Tuesday, December 30, 2014

With the new year approaching, I can't believe how fast time went by. The downside to this is that with every coming year there are more responsibilities being piled on as I'm inching my way towards 'adulthood'. There's so much pressure, I feel, to get a job, contribute something to society and be independent. I feel like things are going by too quickly. I'm not ready for this, I can't be on my own! Why can't things be the same? I guess that's why I don't welcome the new year, any new year for that matter, with open arms and enthusiasm: I'm progressively closer to coming out of school and having to get a job and not be dependent and forge my own path and know what I want to do, and it is extremely pressurising and nerve wracking.
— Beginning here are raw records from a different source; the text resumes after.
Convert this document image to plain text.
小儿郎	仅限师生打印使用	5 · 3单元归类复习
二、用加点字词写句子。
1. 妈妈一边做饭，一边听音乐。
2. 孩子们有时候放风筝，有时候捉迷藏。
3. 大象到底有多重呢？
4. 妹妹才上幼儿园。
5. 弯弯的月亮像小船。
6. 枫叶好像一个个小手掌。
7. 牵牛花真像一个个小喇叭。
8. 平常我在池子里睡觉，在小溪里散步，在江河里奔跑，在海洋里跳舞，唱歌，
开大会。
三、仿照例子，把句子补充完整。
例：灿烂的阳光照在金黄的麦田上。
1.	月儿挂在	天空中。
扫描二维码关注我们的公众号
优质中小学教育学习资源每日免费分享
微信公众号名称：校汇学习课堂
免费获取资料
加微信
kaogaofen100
It's not that I don't want to do all these things because I do want to eventually, it's that I feel that this change is too major and sudden that it makes me overwhelmed. I have to do all these things and learn about them at one go? Can't I be eased into it? I hope so, but I doubt it would happen.

I'm not ready, I still feel like I'm a kid and I can't go out there all on my own. It's just so abrupt. One moment you're in school, the next you're expected to know what the hell you're doing and be an 'adult' surviving on your own. Life is so complicated and I wish I had the answers to all my questions on my fingertips. I need a guide, I can't be independent. I can't believe  I'm so close to being an adult. I want to remain a kid with nothing expected of me and nothing to worry about. Everything's just going by too damn fast for me to enjoy.